TAUHID IBNU TAIMIYAH DI BANTAH ALBANI

Posted: September 2, 2015 in BID'AH, KONTROVERSI BID'AH WAHABI - SALAFY
Tag:,

IbnuTaimiyah-Albani

Oleh : Abu Emha As-Syaidani

Sekte Wahabi merupakan sekte dalam Islam yg paling PD ketika mevonis kafir, bid’ah dan sesat pada golongan Islam lain. Bahkan sebagian dari mereka, Muhammad bin Ahmad Basyamil mengatakan, “Aneh dan ganjil, ternyata Abu Jahal dan Abu Lahab lebih banyak tauhidnya kepada Allah dan lebih murni imannya kepada-Nya dari pada kaum Muslimin yang bertawassul dengan para wali dan orang-orang saleh dan memohon pertolongan dengan wasilah mereka kepada Allah. Ternyata Abu Jahal dan Abu Lahab lebih banyak tauhidnya dan lebih tulus imannya dari kaum Muslimin yang mengucapkan -Tiada Tuhan selain Allah dan Muhammad Rasul Allah-.” (lihat Kaifa Nafhamu al-Tauhid, hal. 16).
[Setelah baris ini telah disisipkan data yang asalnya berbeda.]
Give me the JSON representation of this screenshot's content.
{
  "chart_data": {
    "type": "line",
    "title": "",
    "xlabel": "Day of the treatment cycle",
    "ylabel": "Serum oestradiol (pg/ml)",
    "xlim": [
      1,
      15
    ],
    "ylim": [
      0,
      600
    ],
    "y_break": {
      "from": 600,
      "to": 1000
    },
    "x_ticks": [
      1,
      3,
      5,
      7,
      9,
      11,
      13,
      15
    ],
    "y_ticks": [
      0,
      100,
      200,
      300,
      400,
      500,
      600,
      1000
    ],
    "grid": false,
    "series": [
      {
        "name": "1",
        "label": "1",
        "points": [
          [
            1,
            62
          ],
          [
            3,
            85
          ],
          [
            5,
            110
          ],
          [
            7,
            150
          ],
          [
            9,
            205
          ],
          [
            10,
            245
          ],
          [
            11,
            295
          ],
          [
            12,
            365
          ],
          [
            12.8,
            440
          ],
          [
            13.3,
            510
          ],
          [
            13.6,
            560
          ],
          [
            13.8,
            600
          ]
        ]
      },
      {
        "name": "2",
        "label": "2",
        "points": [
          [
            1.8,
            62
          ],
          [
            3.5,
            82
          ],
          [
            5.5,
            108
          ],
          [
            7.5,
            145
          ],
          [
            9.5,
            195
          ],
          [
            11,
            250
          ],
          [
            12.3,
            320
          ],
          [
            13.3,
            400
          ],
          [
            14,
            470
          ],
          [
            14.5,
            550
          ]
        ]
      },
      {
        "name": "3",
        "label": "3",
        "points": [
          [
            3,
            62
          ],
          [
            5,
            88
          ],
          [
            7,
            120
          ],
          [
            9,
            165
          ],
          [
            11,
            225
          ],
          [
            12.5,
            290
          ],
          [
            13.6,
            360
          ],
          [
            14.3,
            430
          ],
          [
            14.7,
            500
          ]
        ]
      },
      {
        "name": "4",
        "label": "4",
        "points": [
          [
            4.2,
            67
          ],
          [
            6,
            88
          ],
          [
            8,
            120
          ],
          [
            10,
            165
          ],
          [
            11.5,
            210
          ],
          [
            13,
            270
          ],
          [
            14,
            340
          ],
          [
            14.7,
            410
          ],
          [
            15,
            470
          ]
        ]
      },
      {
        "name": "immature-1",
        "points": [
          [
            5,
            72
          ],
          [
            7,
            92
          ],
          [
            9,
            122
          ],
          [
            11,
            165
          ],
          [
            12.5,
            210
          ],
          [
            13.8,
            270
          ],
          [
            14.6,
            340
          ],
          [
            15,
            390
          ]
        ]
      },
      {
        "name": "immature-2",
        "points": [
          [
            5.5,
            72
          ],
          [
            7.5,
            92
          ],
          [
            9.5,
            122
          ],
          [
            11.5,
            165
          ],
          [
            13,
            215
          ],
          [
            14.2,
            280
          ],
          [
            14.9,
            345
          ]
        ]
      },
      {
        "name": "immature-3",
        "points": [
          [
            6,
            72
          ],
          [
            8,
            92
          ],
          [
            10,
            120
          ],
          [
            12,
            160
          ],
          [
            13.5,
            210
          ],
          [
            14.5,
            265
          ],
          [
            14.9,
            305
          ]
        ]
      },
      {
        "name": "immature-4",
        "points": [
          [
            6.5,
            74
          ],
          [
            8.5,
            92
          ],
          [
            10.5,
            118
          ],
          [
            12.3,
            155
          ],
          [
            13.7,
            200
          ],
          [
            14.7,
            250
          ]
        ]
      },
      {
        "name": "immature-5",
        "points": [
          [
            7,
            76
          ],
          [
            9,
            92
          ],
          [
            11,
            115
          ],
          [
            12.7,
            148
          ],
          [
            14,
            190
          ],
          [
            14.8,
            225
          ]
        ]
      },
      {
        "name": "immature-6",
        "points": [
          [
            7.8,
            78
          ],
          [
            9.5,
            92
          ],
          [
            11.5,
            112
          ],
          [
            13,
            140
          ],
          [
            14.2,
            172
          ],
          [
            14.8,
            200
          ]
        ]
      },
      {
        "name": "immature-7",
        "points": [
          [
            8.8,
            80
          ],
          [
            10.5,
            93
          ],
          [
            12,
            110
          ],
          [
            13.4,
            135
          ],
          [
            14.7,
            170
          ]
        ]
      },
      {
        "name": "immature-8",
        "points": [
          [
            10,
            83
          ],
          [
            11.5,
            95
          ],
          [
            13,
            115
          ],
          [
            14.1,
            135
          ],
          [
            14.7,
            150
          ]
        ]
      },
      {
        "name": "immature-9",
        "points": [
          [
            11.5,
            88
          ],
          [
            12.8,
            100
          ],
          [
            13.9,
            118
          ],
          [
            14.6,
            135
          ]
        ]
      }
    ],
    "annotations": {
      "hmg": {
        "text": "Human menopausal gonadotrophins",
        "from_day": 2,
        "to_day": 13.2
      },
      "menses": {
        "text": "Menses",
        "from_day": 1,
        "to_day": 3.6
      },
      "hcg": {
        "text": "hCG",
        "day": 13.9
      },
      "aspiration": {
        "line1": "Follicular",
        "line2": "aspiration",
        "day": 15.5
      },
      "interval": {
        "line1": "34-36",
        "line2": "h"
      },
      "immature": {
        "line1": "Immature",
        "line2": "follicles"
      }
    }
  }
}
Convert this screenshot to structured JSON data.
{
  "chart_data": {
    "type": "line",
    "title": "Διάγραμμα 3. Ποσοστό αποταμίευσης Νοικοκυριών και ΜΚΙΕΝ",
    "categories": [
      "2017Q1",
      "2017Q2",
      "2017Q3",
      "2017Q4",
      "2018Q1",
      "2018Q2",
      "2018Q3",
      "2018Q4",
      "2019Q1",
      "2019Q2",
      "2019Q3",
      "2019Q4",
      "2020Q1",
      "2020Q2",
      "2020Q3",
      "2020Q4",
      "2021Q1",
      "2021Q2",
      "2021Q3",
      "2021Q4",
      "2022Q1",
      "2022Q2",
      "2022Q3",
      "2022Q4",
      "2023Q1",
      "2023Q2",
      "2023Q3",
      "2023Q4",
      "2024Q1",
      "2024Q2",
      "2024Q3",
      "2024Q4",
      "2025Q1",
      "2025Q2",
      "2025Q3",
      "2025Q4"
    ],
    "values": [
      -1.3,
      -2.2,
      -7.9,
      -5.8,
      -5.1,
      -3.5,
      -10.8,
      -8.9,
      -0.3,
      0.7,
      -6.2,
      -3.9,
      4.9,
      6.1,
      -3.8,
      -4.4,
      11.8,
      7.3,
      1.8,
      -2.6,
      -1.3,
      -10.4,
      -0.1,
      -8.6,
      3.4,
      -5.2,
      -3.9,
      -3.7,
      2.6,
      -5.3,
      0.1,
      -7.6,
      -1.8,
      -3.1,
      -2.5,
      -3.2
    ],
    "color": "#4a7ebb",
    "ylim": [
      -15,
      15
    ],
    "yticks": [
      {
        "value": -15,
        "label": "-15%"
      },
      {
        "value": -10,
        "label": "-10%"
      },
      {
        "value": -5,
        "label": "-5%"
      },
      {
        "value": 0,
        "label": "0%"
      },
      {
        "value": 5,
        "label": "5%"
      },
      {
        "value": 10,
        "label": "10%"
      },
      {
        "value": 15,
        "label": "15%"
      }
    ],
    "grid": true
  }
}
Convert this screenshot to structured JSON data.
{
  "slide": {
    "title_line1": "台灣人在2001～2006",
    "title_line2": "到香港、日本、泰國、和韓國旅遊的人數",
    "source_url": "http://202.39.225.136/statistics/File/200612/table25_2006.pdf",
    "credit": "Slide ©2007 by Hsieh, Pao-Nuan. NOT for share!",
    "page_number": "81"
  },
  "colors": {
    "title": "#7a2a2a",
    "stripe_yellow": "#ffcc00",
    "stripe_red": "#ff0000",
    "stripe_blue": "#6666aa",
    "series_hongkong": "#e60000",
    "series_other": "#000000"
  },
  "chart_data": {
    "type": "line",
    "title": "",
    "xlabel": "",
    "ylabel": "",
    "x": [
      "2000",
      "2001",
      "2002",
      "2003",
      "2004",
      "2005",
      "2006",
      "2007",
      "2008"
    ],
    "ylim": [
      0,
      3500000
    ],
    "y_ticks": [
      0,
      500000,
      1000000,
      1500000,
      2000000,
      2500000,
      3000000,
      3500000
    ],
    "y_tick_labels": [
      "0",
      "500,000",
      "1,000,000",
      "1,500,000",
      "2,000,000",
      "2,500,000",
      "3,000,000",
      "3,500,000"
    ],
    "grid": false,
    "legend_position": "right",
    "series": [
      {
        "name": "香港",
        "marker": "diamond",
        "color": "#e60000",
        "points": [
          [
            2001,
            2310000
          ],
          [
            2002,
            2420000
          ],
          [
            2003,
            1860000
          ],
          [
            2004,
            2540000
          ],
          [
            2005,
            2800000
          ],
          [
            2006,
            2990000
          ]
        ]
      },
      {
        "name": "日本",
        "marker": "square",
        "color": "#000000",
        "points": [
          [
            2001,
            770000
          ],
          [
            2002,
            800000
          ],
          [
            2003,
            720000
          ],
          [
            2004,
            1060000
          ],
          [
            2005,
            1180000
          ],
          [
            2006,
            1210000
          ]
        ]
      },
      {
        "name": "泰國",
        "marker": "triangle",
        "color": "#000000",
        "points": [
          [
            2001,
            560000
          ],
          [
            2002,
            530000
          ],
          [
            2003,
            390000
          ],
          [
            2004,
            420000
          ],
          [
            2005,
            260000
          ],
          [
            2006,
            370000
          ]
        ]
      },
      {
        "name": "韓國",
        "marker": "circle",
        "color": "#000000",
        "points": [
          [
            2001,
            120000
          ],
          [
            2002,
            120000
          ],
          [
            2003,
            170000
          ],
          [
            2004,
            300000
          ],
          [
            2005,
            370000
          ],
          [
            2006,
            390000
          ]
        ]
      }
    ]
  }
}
Entah “bisikan” dari mana, sehingga Abu Lahab yang jelas-jelas di Nash oleh Al Qur’an sebagai penghuni neraka, dia katakan mempunyai tauhid lebih banyak dan lebih ihlas imannya dari muslimin yang mengucapkan “Laa Ilaha Illa Allah”. Kapankah Abu Lahab beriman kepada Allah dan Rasulullah SAW? Apakah pandangan “nyeleneh” semacam ini disebutkan dalam Nash al qur’an dan Hadist?? Ataukah pendapat ini diriwayatkan dari As-Salafus Shalih?? Apakah “ocehan” yang “nggladrah” ini bukan dari bisikan syetan atau nafsu?

Terlepas dari jawaban pertanyaan ini, firqoh wahabiyah yang kecanduan mengoreksi Aqidah Ahlus Sunnah Wal Jama’ah (Al Asya’iroh) yang sudah mapan sejak jaman Al imam Al Asy’ary RA sampai munculnnya Fitnah Wahhabiyah, pernahkah mereka mengoreksi system dan “konstruksi” akidah mereka yang sebenarnya sangat rapuh dan“bergoyang-goyang” bagai telur di ujung tanduk yang tinggal jatuh lalu pecah? Atau seperti pinggul penyanyi panggung yang bergoyang “muter-muter” tidak jelas juntrungnya? Yang mana hal ini dibuktikan dengan banyaknya perbedaan pendapat di antara mereka dalam prinsip-prinsip akidah??

Ulasan ini mencoba mengekspos Khilafiyah (perbedaan pendapat) antara dua orang tokoh penting dari firqoh wahabiyah yaitu : “Syaihul Islam” Ibnu Taimiyah dan “Imamul Muhadditsin” Nashiruddin Al Albani. Khilafiyah pertama menyangkut Masalah Ushul (aqidah) yang konsekwensi logisnya bisa mengakibatkan salah satunya jatuh dalam kekufuran atau minimal bid’ah. Adapun khilafiyah kedua menyangkut Furu’iyah (fiqhiyah) yang konsekwensinya menurut kaca mata wahabi, salah satunya bisa jatuh dalam vonis bid’ah.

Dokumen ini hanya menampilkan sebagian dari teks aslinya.